Nasal CPAP is the current therapy of choice in sleep related breathing disorders. The CPAP pressure is usually a fixed pressure for inspiration and expiration. However, nCPAP therapy has a limited compliance even in patients who require this therapy due to a high quantity of apneas and hypopneas. The recently introduced PAP system with C-flex (REMstar Pro) intends to improve this situation by lowering the expiratory pressure proportional to the patient's airflow. Three different gain values for the proportional reduction of pressure during expiration correspond to three different C-flex modes. Since the pressure is lowered adaptively we wanted to investigate the occurrence of flow limitations during inspiration in different sleep stages using the three possible C-flex modes.
Subjects with an AHI > 20/hour were included in this study. Patients underwent cardiorespiratory polysomnography with added recording of respiratory flow (pneumotachograph and pressure transducer by Hans Rudolph) and respiratory effort (esophageal pressure transducer by Gaeltec). Effective pressure was titrated using the CPAP mode. Subsequently the CPAP mode and the three C-flex modes were used in a randomized order.

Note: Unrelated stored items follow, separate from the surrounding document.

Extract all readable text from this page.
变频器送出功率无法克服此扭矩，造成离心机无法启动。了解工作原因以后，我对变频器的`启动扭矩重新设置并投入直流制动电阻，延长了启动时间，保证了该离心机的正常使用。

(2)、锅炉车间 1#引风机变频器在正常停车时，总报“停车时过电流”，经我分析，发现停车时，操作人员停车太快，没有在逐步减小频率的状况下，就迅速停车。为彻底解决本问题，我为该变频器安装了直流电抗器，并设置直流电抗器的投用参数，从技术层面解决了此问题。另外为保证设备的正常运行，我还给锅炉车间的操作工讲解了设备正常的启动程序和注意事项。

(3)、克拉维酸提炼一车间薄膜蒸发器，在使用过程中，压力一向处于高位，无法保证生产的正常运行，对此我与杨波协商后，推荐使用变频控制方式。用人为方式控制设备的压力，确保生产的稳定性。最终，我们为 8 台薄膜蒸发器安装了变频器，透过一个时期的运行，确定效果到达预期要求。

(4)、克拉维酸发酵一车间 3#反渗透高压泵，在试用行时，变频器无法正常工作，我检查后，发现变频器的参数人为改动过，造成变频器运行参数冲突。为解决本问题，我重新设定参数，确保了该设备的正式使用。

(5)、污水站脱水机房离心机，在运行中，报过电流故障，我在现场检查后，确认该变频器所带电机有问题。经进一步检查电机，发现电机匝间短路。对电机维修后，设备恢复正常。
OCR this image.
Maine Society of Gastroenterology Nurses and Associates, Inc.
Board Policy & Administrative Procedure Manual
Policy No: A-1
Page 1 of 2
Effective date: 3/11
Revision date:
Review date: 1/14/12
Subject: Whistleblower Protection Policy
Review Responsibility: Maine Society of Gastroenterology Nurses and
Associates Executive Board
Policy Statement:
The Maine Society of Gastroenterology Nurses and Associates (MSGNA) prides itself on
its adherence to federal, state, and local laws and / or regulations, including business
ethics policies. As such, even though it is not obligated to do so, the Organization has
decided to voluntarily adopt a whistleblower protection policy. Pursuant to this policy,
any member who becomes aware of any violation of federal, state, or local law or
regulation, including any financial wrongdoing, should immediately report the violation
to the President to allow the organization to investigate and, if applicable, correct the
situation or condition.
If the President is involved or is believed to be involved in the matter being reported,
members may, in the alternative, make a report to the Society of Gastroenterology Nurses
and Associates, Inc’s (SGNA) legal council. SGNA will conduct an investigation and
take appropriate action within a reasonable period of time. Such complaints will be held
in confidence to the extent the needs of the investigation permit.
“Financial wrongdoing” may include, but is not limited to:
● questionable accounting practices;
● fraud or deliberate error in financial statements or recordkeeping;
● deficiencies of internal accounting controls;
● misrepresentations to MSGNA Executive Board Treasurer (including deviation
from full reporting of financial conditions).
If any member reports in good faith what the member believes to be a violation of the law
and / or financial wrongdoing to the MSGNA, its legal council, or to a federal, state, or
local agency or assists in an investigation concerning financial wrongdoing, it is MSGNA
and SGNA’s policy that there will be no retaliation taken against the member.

The four conditions were applied during NREM sleep for continuous episodes of 15 minutes each. The four conditions were also applied during REM sleep. Since REM sleep episodes tend to be shorter, five continuous minutes were taken as one episode. Then three episodes of these five minutes of REM sleep were recorded for each of the four ventilation conditions in order to balance the number of breaths in REM and NREM sleep. A total of 120 minutes were used for subsequent evaluation. Breath by breath evaluation was performed with the Windaq software (Dataq Instruments, OH, USA ). Inspiratory flow limitation was counted for all breaths if the amplitude of esophageal pressure exceeded a fixed value, calculated for each subject during quiet wakefulness as the mean esophageal pressure amplitude plus two-fold standard deviation.

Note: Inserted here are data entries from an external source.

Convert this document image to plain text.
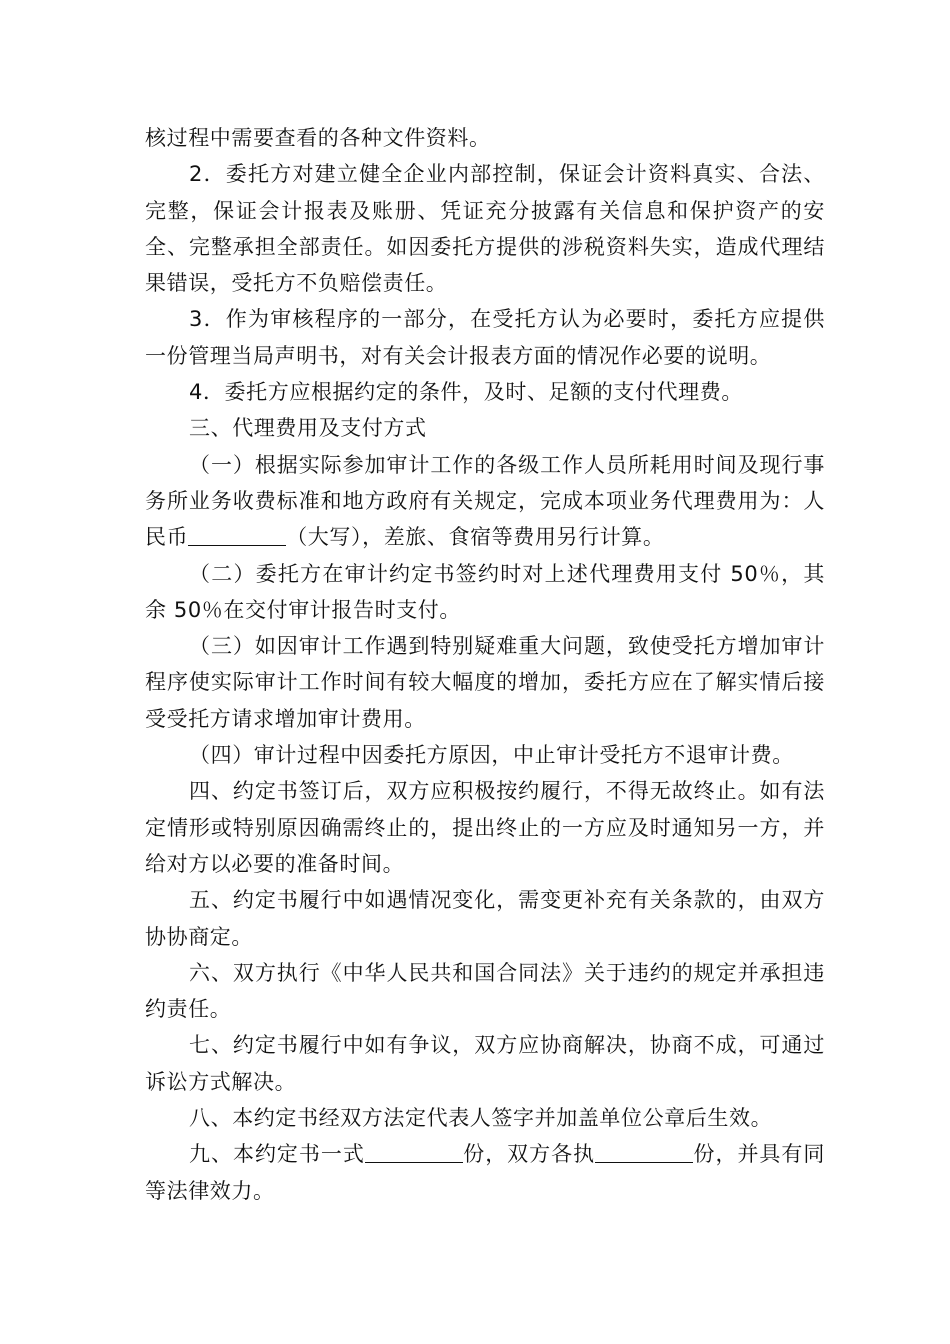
核过程中需要查看的各种文件资料。

2．委托方对建立健全企业内部控制，保证会计资料真实、合法、完整，保证会计报表及账册、凭证充分披露有关信息和保护资产的安全、完整承担全部责任。如因委托方提供的涉税资料失实，造成代理结果错误，受托方不负赔偿责任。

3．作为审核程序的一部分，在受托方认为必要时，委托方应提供一份管理当局声明书，对有关会计报表方面的情况作必要的说明。

4．委托方应根据约定的条件，及时、足额的支付代理费。

三、代理费用及支付方式

（一）根据实际参加审计工作的各级工作人员所耗用时间及现行事务所业务收费标准和地方政府有关规定，完成本项业务代理费用为：人民币	（大写），差旅、食宿等费用另行计算。

（二）委托方在审计约定书签约时对上述代理费用支付 50％，其余 50％在交付审计报告时支付。

（三）如因审计工作遇到特别疑难重大问题，致使受托方增加审计程序使实际审计工作时间有较大幅度的增加，委托方应在了解实情后接受受托方请求增加审计费用。

（四）审计过程中因委托方原因，中止审计受托方不退审计费。

四、约定书签订后，双方应积极按约履行，不得无故终止。如有法定情形或特别原因确需终止的，提出终止的一方应及时通知另一方，并给对方以必要的准备时间。

五、约定书履行中如遇情况变化，需变更补充有关条款的，由双方协协商定。

六、双方执行《中华人民共和国合同法》关于违约的规定并承担违约责任。

七、约定书履行中如有争议，双方应协商解决，协商不成，可通过诉讼方式解决。

八、本约定书经双方法定代表人签字并加盖单位公章后生效。

九、本约定书一式	份，双方各执	份，并具有同等法律效力。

Four subjects were recorded with full 120 minutes of valid and artifact free signals for esophageal pressure, airflow and polysomnography and with all four conditions for NREM and REM sleep. A total of 7116 breaths were evaluated. 223 breaths (3.1%) had inspiratory flow limitation according to our criteria. 117 of these breaths (52%) occurred during CPAP mode and 106 (48%) occurred during the three C-flex modes. During NREM sleep we found again 117 breaths (52%) and during REM sleep 106 breaths (48%) were detected. One of the four subjects had most flow limited breaths (162). In this subject 93 breaths occurred during CPAP mode and 69 during C-flex mode.

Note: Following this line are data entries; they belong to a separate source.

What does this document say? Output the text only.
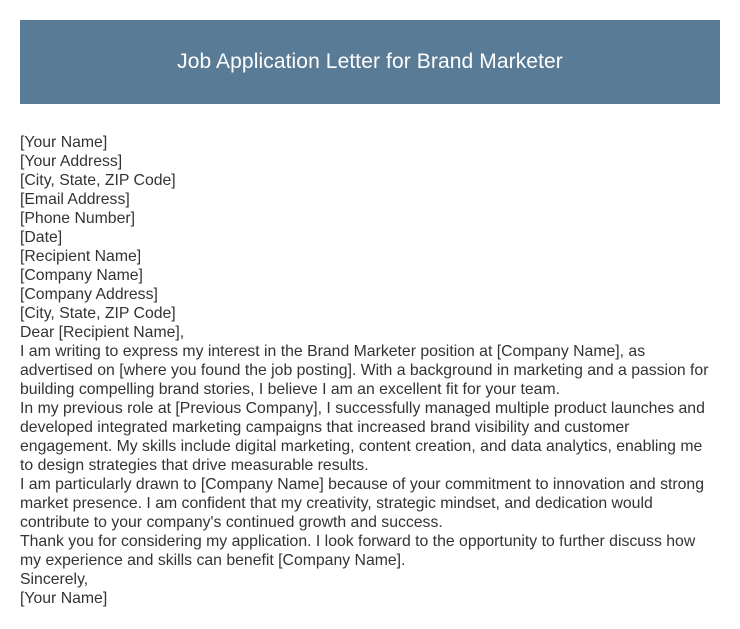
Job Application Letter for Brand Marketer
[Your Name]
[Your Address]
[City, State, ZIP Code]
[Email Address]
[Phone Number]
[Date]
[Recipient Name]
[Company Name]
[Company Address]
[City, State, ZIP Code]
Dear [Recipient Name],
I am writing to express my interest in the Brand Marketer position at [Company Name], as
advertised on [where you found the job posting]. With a background in marketing and a passion for
building compelling brand stories, I believe I am an excellent fit for your team.
In my previous role at [Previous Company], I successfully managed multiple product launches and
developed integrated marketing campaigns that increased brand visibility and customer
engagement. My skills include digital marketing, content creation, and data analytics, enabling me
to design strategies that drive measurable results.
I am particularly drawn to [Company Name] because of your commitment to innovation and strong
market presence. I am confident that my creativity, strategic mindset, and dedication would
contribute to your company's continued growth and success.
Thank you for considering my application. I look forward to the opportunity to further discuss how
my experience and skills can benefit [Company Name].
Sincerely,
[Your Name]
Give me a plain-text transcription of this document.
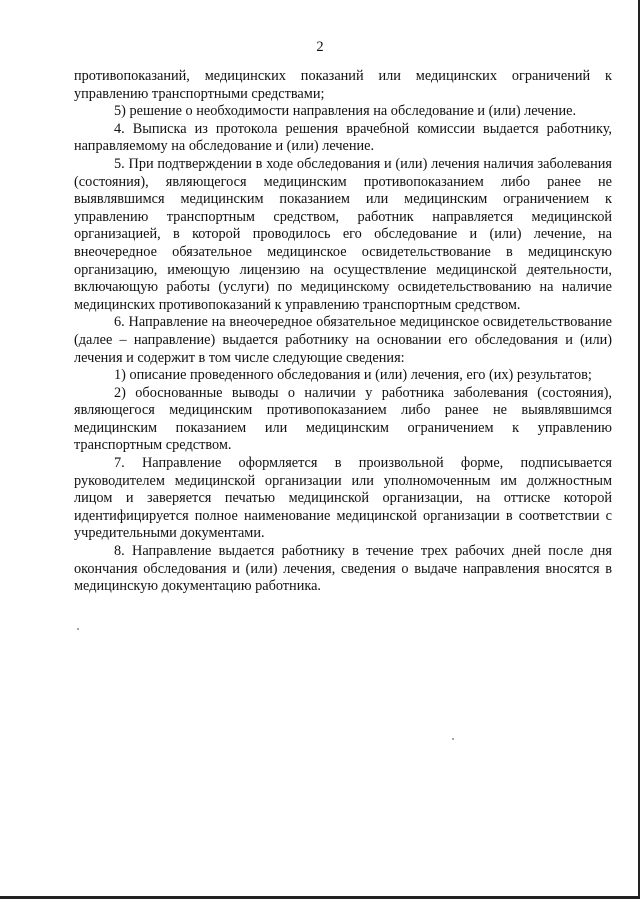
2

противопоказаний, медицинских показаний или медицинских ограничений к управлению транспортными средствами;

5) решение о необходимости направления на обследование и (или) лечение.

4. Выписка из протокола решения врачебной комиссии выдается работнику, направляемому на обследование и (или) лечение.

5. При подтверждении в ходе обследования и (или) лечения наличия заболевания (состояния), являющегося медицинским противопоказанием либо ранее не выявлявшимся медицинским показанием или медицинским ограничением к управлению транспортным средством, работник направляется медицинской организацией, в которой проводилось его обследование и (или) лечение, на внеочередное обязательное медицинское освидетельствование в медицинскую организацию, имеющую лицензию на осуществление медицинской деятельности, включающую работы (услуги) по медицинскому освидетельствованию на наличие медицинских противопоказаний к управлению транспортным средством.

6. Направление на внеочередное обязательное медицинское освидетельствование (далее – направление) выдается работнику на основании его обследования и (или) лечения и содержит в том числе следующие сведения:

1) описание проведенного обследования и (или) лечения, его (их) результатов;

2) обоснованные выводы о наличии у работника заболевания (состояния), являющегося медицинским противопоказанием либо ранее не выявлявшимся медицинским показанием или медицинским ограничением к управлению транспортным средством.

7. Направление оформляется в произвольной форме, подписывается руководителем медицинской организации или уполномоченным им должностным лицом и заверяется печатью медицинской организации, на оттиске которой идентифицируется полное наименование медицинской организации в соответствии с учредительными документами.

8. Направление выдается работнику в течение трех рабочих дней после дня окончания обследования и (или) лечения, сведения о выдаче направления вносятся в медицинскую документацию работника.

The results confirm that most flow limited breaths are found in subjects which do snore even when having effective CPAP therapy. During the sum of all three C-flex modes we do see less flow limited breaths than during the CPAP mode. Therefore we summarize that there are no signs of an increased number of flow limitations during Cflex compared to CPAP mode. However, the number of subjects under this protocol has to be increased in order to obtain considerable statistical strength for our results.
This research was supported by an unrestricted grant from Respironics.